La ragione subitamente intervenuta sedò costui. Diversamente andarono le cose nel secondo caso che voglio narrarle. Abbiamo anche qui un tradito, ed io ho scelto appunto queste situazioni, perchè, se c’è un tempo nel quale si spasima d’amore tutto immateriale, nel quale l’amore dei sensi sembra perfino scordato, questo è appunto il tempo quando il tradito, per la stessa depressione fisiologica prodotta dal patema, è incapace di procurarsi la voluttà. Quest’altro tradito, dunque, non era un marito; cosa che, se attenua la colpa della donna, non scema il dolore dell’uomo — al contrario! Ora costui, accortosi del tradimento e piante tutte le sue lacrime, deliberò di lasciare la traditrice. Ella aveva dapprima negato: poi, sbugiardata dalle troppe prove, aveva dovuto riconoscere la verità. E con una stretta al cuore l’amante comprendeva che ella non era molto responsabile dell’errore. Apparteneva costei a quella poco numerosa categoria di donne che hanno — per dirla alla francese — molto temperamento, e che non solo difficilmente resistono alle sollecitazioni del maschio, ma spesso esse medesime lo provocano. Quantunque questa categoria sia, come ho detto e come si sa, non molto numerosa, data la calma nativa della generalità delle donne, pure si può trovare in essa una distinzione non indifferente e suddividerla pertanto in due sottospecie: la prima composta di donne che per l’ardore eccessivo null’altro intendono fuorchè gli appetiti, pertanto spudorate, cattive, temibili; la seconda, nella quale noi troveremo creature capaci di qualche sentimento, sincere a certe ore, migliori di quel che sembrano, non indegne insomma di simpatia e, per gli osservatori, oggetto fecondo di studio. La donna dalla quale l’amico mio fu tradito — è uno dei più cari amici miei, e dei più desiderati ora che la vita ci ha disgiunti — apparteneva a questa seconda categoria.

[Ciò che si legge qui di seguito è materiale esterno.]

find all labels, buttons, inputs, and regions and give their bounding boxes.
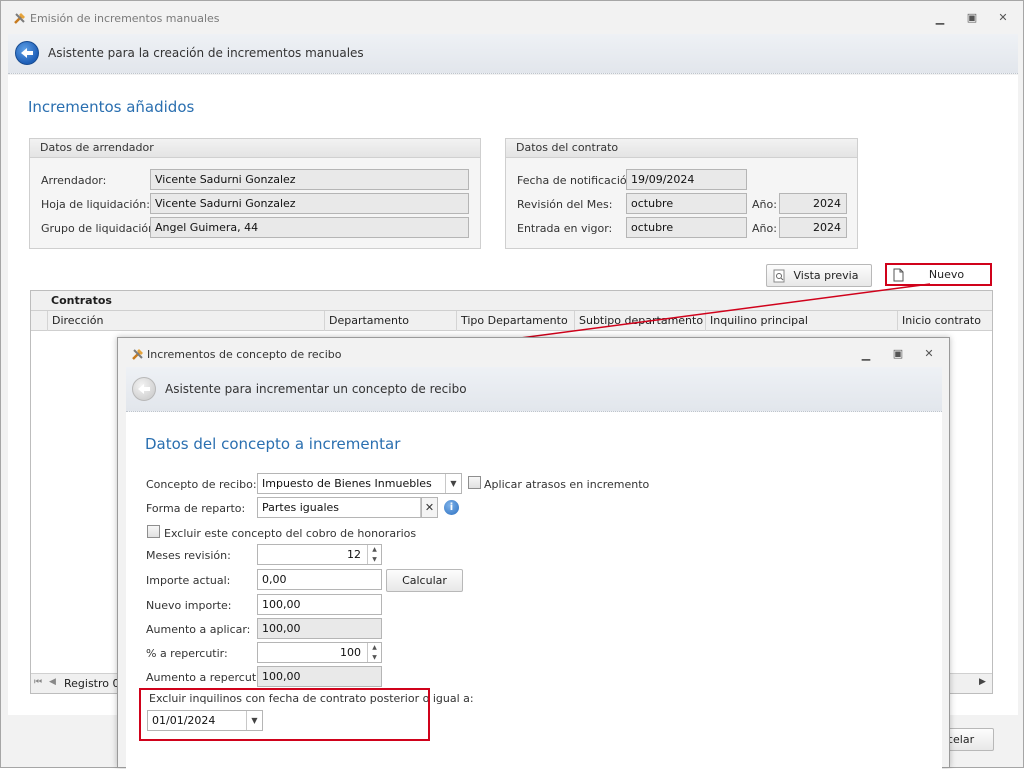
maximize-icon[interactable]: ▣ (890, 348, 906, 360)
prev-record-icon[interactable]: ◀ (49, 677, 56, 687)
spin-up-icon[interactable]: ▲ (368, 643, 381, 653)
months-value: 12 (347, 548, 361, 561)
settlement-group-label: Grupo de liquidación: (41, 222, 159, 235)
clear-x-icon[interactable]: ✕ (421, 497, 438, 518)
months-spinner[interactable]: 12 ▲ ▼ (257, 544, 382, 565)
back-arrow-icon[interactable] (132, 377, 156, 401)
percent-spin-buttons[interactable]: ▲ ▼ (367, 643, 381, 662)
dialog-section-title: Datos del concepto a incrementar (145, 435, 401, 453)
current-amount-label: Importe actual: (146, 574, 231, 587)
months-label: Meses revisión: (146, 549, 231, 562)
revision-year-field: 2024 (779, 193, 847, 214)
exclude-tenants-highlight (139, 688, 430, 741)
revision-year-label: Año: (752, 198, 777, 211)
dialog-wizard-header: Asistente para incrementar un concepto d… (126, 367, 942, 412)
distribution-select-value: Partes iguales (262, 501, 340, 514)
column-header-subtipo-departamento[interactable]: Subtipo departamento (574, 311, 705, 331)
entry-into-force-label: Entrada en vigor: (517, 222, 613, 235)
close-icon[interactable]: ✕ (921, 348, 937, 360)
landlord-group: Datos de arrendador Arrendador: Vicente … (29, 138, 481, 249)
pass-on-field: 100,00 (257, 666, 382, 687)
app-tool-icon (132, 349, 143, 360)
percent-value: 100 (340, 646, 361, 659)
notification-date-field: 19/09/2024 (626, 169, 747, 190)
months-spin-buttons[interactable]: ▲ ▼ (367, 545, 381, 564)
contract-group: Datos del contrato Fecha de notificación… (505, 138, 858, 249)
revision-month-label: Revisión del Mes: (517, 198, 613, 211)
calculate-button[interactable]: Calcular (386, 569, 463, 592)
section-title: Incrementos añadidos (28, 98, 195, 116)
pass-on-label: Aumento a repercutir: (146, 671, 268, 684)
info-icon[interactable]: i (444, 500, 459, 515)
first-record-icon[interactable]: ⏮ (34, 677, 42, 687)
landlord-field: Vicente Sadurni Gonzalez (150, 169, 469, 190)
new-amount-label: Nuevo importe: (146, 599, 232, 612)
back-arrow-icon[interactable] (15, 41, 39, 65)
grid-group-title: Contratos (51, 294, 112, 307)
spin-down-icon[interactable]: ▼ (368, 653, 381, 663)
current-amount-input[interactable]: 0,00 (257, 569, 382, 590)
app-tool-icon (14, 13, 25, 24)
column-header-tipo-departamento[interactable]: Tipo Departamento (456, 311, 574, 331)
contract-group-header: Datos del contrato (506, 139, 857, 158)
settlement-sheet-field: Vicente Sadurni Gonzalez (150, 193, 469, 214)
exclude-fees-checkbox[interactable] (147, 525, 160, 538)
entry-into-force-field: octubre (626, 217, 747, 238)
dialog-titlebar: Incrementos de concepto de recibo ▁ ▣ ✕ (118, 338, 949, 368)
concept-select-value: Impuesto de Bienes Inmuebles (262, 477, 432, 490)
percent-spinner[interactable]: 100 ▲ ▼ (257, 642, 382, 663)
increase-label: Aumento a aplicar: (146, 623, 251, 636)
apply-arrears-label: Aplicar atrasos en incremento (484, 478, 650, 491)
exclude-fees-label: Excluir este concepto del cobro de honor… (164, 527, 417, 540)
settlement-group-field: Angel Guimera, 44 (150, 217, 469, 238)
distribution-label: Forma de reparto: (146, 502, 246, 515)
preview-button-label: Vista previa (793, 269, 859, 282)
settlement-sheet-label: Hoja de liquidación: (41, 198, 150, 211)
main-wizard-header: Asistente para la creación de incremento… (8, 34, 1018, 74)
column-header-departamento[interactable]: Departamento (324, 311, 456, 331)
landlord-label: Arrendador: (41, 174, 107, 187)
concept-label: Concepto de recibo: (146, 478, 257, 491)
column-header-direccion[interactable]: Dirección (47, 311, 324, 331)
new-amount-input[interactable]: 100,00 (257, 594, 382, 615)
landlord-group-header: Datos de arrendador (30, 139, 480, 158)
grid-column-headers: Dirección Departamento Tipo Departamento… (31, 311, 992, 331)
apply-arrears-checkbox[interactable] (468, 476, 481, 489)
main-window-title: Emisión de incrementos manuales (30, 12, 220, 25)
minimize-icon[interactable]: ▁ (858, 349, 874, 361)
dialog-wizard-title: Asistente para incrementar un concepto d… (165, 382, 467, 396)
column-header-inicio-contrato[interactable]: Inicio contrato (897, 311, 993, 331)
maximize-icon[interactable]: ▣ (964, 12, 980, 24)
dropdown-arrow-icon[interactable]: ▼ (445, 474, 461, 493)
minimize-icon[interactable]: ▁ (932, 13, 948, 25)
preview-button[interactable]: Vista previa (766, 264, 872, 287)
spin-down-icon[interactable]: ▼ (368, 555, 381, 565)
spin-up-icon[interactable]: ▲ (368, 545, 381, 555)
notification-date-label: Fecha de notificación: (517, 174, 638, 187)
revision-month-field: octubre (626, 193, 747, 214)
percent-label: % a repercutir: (146, 647, 228, 660)
next-record-icon[interactable]: ▶ (979, 677, 986, 687)
main-titlebar: Emisión de incrementos manuales ▁ ▣ ✕ (1, 1, 1023, 35)
close-icon[interactable]: ✕ (995, 12, 1011, 24)
main-wizard-title: Asistente para la creación de incremento… (48, 46, 364, 60)
entry-year-field: 2024 (779, 217, 847, 238)
new-concept-highlight (885, 263, 992, 286)
dialog-title: Incrementos de concepto de recibo (147, 348, 342, 361)
grid-group-header: Contratos (31, 291, 992, 311)
distribution-select[interactable]: Partes iguales ▼ (257, 497, 437, 518)
increase-field: 100,00 (257, 618, 382, 639)
preview-icon (773, 269, 785, 283)
column-header-inquilino-principal[interactable]: Inquilino principal (705, 311, 897, 331)
entry-year-label: Año: (752, 222, 777, 235)
concept-select[interactable]: Impuesto de Bienes Inmuebles ▼ (257, 473, 462, 494)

Dopo la confessione del tradimento ella comprese — e ciò le dimostri come il suo cuore non fosse addirittura volgare — che un uomo come lui, per il quale solo i sentimenti più alti e puri importavano, non poteva essere più suo; ed ella che pure lo aveva apprezzato, lo pianse a sua volta, sinceramente. Ebbero un ultimo convegno. Fu un convegno molto triste: lacrimavano entrambi: ella di rimorso e di dolore, egli di dolore e di pietà. Ma, quantunque costei sapesse che quel convegno sarebbe stato senza domani, pure, vedendo per il momento dinanzi a sè l’amante di tanto tempo, sentì ciò che d’ordinario sentiva in presenza di tutti gli uomini; e la stretta della sua mano e lo sguardo dei suoi occhi e il suono della sua voce rivelarono il suo, diciamo così, sentimento. Allora quell’uomo si sentì invadere dalla meraviglia; perchè, comprendendo ciò che avveniva in lei, scorgendo che gli istinti di quella creatura le prendevano con tanta facilità la mano da accenderla in un’ora drammatica come quella, vedendo che ella non aveva neppure la capacità di fingere; la coscienza di queste cose, la previsione sicurissima che se colei gli si offeriva in quel momento, si sarebbe offerta al primo venuto quando egli sarebbe andato via; questa coscienza e questa previsione che avrebbero dovuto naturalmente accrescere il suo dolore, il suo rancore, la sua pietà, il grave patema dell’animo suo, e col patema rendere ottusi i suoi sensi, lo sospingevano al contrario in braccio a quella donna, gli suscitavano un violento desiderio di servirsi ancora una volta di quel mirabile e vibrante e fremente strumento di voluttà. E benchè egli sentisse che cedere in quel punto alla tentazione sarebbe stata una profanazione ed una viltà, che se egli voleva ancora rispettarsi doveva fingere di non accorgersi dell’invito tacitamente rivoltogli da quella donna, pure comprese che la resistenza era vana; e allora dal contrasto fra gli alti sentimenti e l’infime brame egli fu disposto a una sottile ironia, a un riso interiore, che lo spinse a fare una cosa stravagante. Tratto di tasca il portafogli, scrisse col lapis due righe sopra un pezzetto di carta; piegatolo poi in quattro lo porse alla donna, dicendole: «Vorrete leggere questo, quando sarò andato via?»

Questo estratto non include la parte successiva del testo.